The Law of Moses
Author:Amy Harmon


“WHAT ARE YOU LOOKIN’ AT?” I said sharply, finally giving Moses what I assumed he wanted, which was my attention. All the kids my parents took in soaked up attention like it was as necessary as air and they were all gasping to breathe. I hated it. Not the fact that they needed it from my parents, but that they also seemed to need it from me. I liked nothing better than being alone with the horses. Horses weren’t needy, and everybody else was so needy I thought I was going to lose my mind. Now Moses was here, in the barn, watching me, invading my time with Sackett and Lucky, my horses, sucking all the oxygen out of the room the way all the foster kids did.


Kathleen Wright had asked my parents if Moses could work out some of his new, un-medicated energy on our little farm. She said he would muck stalls, weed the garden, mow the lawn, feed the chickens, whatever they had available if they would help keep him busy that summer and into the school year if it all worked out. Those were all my chores, and I was happy to have him help if it meant I wouldn’t have to do any of them. But my dad found other things for Moses to do and Moses worked hard—so hard that my dad was running out of jobs. It would be impossible to keep him busy all summer.


Apparently, my dad had included cleaning the barn on the list and Moses had been stacking hay bales, sweeping, shoveling, and organizing tack like a mad man all morning. I didn’t know whether or not I wanted him there. Especially when he stopped suddenly and just stood, hands at his sides, staring. But Moses wasn’t looking at me. He was staring over my shoulder and his yellowish-green animal eyes were huge. He was holding perfectly still, which I’d never seen him do, not even once since he arrived. Moses didn’t respond to my question but his fingers moved, flexing and closing like he was trying to improve his circulation. It was what I did while waiting for the bus when I forgot my gloves. But it was June, unseasonably hot, and I doubted his fingers were cold.


“MOSES!” I barked, trying to snap him out of it. The next thing I knew he would be writhing on the floor, twitching, and I would have to do mouth to mouth or something. The thought of putting my lips on his lips made my stomach feel strange. I wondered if I could press my mouth to Moses’s, even if it was just to force air into him. He wasn’t ugly. I felt that funny swoosh once more, a slipping in my gut that wasn’t exactly unpleasant. Moses wasn’t ugly at all. He was strangely beautiful—different looking, especially those weird wolf eyes, and I had to admit to myself, on Moses, different looked good. It looked cool. Too bad he was cracked.

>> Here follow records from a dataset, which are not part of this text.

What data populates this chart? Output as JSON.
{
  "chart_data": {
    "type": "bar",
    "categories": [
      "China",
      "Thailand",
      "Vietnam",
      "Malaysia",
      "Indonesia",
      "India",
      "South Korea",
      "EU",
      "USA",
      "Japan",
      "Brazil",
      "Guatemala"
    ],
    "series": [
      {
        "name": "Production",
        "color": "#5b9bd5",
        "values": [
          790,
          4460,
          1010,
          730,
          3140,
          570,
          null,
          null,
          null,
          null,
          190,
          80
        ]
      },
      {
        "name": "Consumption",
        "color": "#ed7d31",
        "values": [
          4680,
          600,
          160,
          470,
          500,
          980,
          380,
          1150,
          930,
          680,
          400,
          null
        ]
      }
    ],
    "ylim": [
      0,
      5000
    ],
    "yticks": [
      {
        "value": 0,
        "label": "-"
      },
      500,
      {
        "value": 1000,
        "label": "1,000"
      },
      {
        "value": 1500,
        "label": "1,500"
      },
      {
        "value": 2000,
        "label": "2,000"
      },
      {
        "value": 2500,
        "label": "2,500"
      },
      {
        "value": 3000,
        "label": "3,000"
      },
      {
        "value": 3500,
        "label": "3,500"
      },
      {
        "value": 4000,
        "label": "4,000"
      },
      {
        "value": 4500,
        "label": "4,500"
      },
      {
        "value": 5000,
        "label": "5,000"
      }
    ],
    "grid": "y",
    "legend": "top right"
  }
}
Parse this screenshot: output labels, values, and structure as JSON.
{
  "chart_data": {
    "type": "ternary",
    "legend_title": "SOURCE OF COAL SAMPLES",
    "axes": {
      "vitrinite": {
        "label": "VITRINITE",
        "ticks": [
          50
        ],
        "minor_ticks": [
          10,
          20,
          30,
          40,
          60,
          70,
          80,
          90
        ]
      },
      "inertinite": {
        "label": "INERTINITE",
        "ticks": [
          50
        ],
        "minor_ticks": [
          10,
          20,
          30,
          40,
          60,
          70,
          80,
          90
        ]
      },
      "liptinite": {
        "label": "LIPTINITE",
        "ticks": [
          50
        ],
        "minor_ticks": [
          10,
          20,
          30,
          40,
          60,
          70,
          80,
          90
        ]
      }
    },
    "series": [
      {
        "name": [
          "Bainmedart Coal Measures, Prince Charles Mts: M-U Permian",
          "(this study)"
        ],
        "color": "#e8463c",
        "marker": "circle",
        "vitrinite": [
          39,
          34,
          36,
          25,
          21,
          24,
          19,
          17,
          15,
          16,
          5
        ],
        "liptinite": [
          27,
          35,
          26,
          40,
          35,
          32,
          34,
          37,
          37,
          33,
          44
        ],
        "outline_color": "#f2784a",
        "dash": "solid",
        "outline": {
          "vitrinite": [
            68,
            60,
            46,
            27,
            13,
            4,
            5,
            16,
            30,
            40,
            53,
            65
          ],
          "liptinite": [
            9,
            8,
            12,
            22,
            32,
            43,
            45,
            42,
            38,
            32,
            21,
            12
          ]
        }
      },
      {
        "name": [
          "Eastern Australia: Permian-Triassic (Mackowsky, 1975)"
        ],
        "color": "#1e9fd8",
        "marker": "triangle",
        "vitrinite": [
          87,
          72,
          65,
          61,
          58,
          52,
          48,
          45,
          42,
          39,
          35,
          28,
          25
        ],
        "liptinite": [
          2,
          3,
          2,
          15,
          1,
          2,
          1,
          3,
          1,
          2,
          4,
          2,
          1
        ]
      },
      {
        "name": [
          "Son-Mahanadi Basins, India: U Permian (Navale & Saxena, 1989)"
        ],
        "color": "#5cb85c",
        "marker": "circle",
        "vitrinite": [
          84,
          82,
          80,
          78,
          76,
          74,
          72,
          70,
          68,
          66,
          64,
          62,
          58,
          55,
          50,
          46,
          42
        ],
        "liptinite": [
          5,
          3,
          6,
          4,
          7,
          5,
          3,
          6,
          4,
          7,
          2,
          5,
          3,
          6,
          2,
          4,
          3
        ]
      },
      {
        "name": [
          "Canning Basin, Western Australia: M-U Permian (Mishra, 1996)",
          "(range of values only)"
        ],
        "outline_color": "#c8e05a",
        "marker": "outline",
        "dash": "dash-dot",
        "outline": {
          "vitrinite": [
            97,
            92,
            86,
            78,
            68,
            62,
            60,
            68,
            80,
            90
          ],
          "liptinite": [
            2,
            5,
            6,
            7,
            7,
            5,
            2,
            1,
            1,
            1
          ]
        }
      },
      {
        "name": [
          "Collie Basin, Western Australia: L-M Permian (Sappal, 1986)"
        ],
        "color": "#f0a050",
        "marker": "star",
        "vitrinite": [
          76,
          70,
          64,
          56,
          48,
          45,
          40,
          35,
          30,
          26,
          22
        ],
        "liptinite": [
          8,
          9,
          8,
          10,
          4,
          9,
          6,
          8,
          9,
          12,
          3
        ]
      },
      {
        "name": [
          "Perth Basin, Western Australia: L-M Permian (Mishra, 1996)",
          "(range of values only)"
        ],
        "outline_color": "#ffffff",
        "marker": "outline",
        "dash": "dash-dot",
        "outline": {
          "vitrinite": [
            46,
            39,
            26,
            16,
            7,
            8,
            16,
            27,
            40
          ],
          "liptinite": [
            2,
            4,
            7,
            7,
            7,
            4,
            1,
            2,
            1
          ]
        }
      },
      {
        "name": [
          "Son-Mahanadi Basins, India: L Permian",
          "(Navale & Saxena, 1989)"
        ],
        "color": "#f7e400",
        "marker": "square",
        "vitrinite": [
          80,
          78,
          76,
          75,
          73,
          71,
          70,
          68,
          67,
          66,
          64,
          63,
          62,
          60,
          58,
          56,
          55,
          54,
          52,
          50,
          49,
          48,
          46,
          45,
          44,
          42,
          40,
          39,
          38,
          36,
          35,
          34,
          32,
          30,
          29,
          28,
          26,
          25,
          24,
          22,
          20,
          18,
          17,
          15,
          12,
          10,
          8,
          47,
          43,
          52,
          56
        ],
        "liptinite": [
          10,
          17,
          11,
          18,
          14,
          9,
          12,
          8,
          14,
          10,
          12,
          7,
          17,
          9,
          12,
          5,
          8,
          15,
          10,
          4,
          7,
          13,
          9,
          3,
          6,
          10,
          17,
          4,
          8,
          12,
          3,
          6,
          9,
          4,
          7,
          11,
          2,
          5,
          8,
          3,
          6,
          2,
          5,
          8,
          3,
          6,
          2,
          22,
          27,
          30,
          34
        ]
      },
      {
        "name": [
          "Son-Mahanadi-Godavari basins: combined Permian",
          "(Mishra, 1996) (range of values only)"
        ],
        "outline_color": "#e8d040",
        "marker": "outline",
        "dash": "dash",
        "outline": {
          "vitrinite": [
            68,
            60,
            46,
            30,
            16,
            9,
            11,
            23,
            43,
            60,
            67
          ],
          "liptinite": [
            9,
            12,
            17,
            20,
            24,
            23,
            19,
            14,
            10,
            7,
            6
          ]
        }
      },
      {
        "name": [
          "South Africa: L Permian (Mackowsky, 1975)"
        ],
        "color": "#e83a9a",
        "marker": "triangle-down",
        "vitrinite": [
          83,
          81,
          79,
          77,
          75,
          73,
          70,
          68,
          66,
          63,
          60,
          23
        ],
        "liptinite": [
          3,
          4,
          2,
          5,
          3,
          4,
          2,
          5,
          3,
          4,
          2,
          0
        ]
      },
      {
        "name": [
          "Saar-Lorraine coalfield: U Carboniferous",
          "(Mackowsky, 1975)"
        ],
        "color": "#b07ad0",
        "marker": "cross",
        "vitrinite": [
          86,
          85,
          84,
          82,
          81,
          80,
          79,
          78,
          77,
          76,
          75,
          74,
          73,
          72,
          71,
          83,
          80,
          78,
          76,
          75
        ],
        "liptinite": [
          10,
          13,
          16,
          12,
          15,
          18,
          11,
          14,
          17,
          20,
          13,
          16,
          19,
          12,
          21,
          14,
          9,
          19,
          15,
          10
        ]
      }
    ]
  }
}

My parents used horses for therapy with the foster kids. In fact, theirs was a world-renowned program, all non-verbal kind of stuff, you know, because horses can’t talk. That was something my parents said in their sales pitch to make people laugh and put them at ease. Horses can’t talk, but sometimes, kids can’t talk either, and equine therapy—a fancy term for bonding with a horse and figuring things out about themselves by watching the horse —was how my parents made a living. That, and my dad was a vet, which was what I wanted to be when I grew up. Our horses were well-trained and used to kids. They knew to stand still when a kid approached, when a child was near. They were unfailingly patient. They would allow a stranger to slip a bridle on, even curling their lips to allow the bit. And children responded to them in ways that had the grown-ups using words like “miracle” and “break-through” whenever the troubled kids my parents took in returned to their families or moved on from ours.


Moses had been hanging around for the last two weeks, working, weeding, eating—holy crap could he eat—and generally getting on my nerves because he was so unsettling. He didn’t do anything wrong, exactly. He just made me jittery. He didn’t talk to me, which I convinced myself was his only redeeming quality. That and his cool eyes. And his muscles. I flinched, slightly repulsed at myself. He was weird. What was I thinking?


“Have you ever ridden a horse?” I asked, trying to distract myself.


Moses seemed to tear himself away from the daydream that had him standing and staring off at nothing.


His eyes re-focused on me briefly but he didn’t respond. So I repeated myself.


He shook his head.


“No? Have you ever been close to one?”


He shook his head once more.


“Come on. Come closer,” I said, nodding toward the horse. I was thinking maybe I could help Moses with some equine therapy, just like Mom and Dad. I’d seen them work. I thought maybe I could do what they did. Maybe I could fix his cracked brain.


Moses stepped back like he was afraid. In the weeks he’d been working on the farm he’d never gotten close to the animals. Ever. He just watched them. He watched me. And he never talked.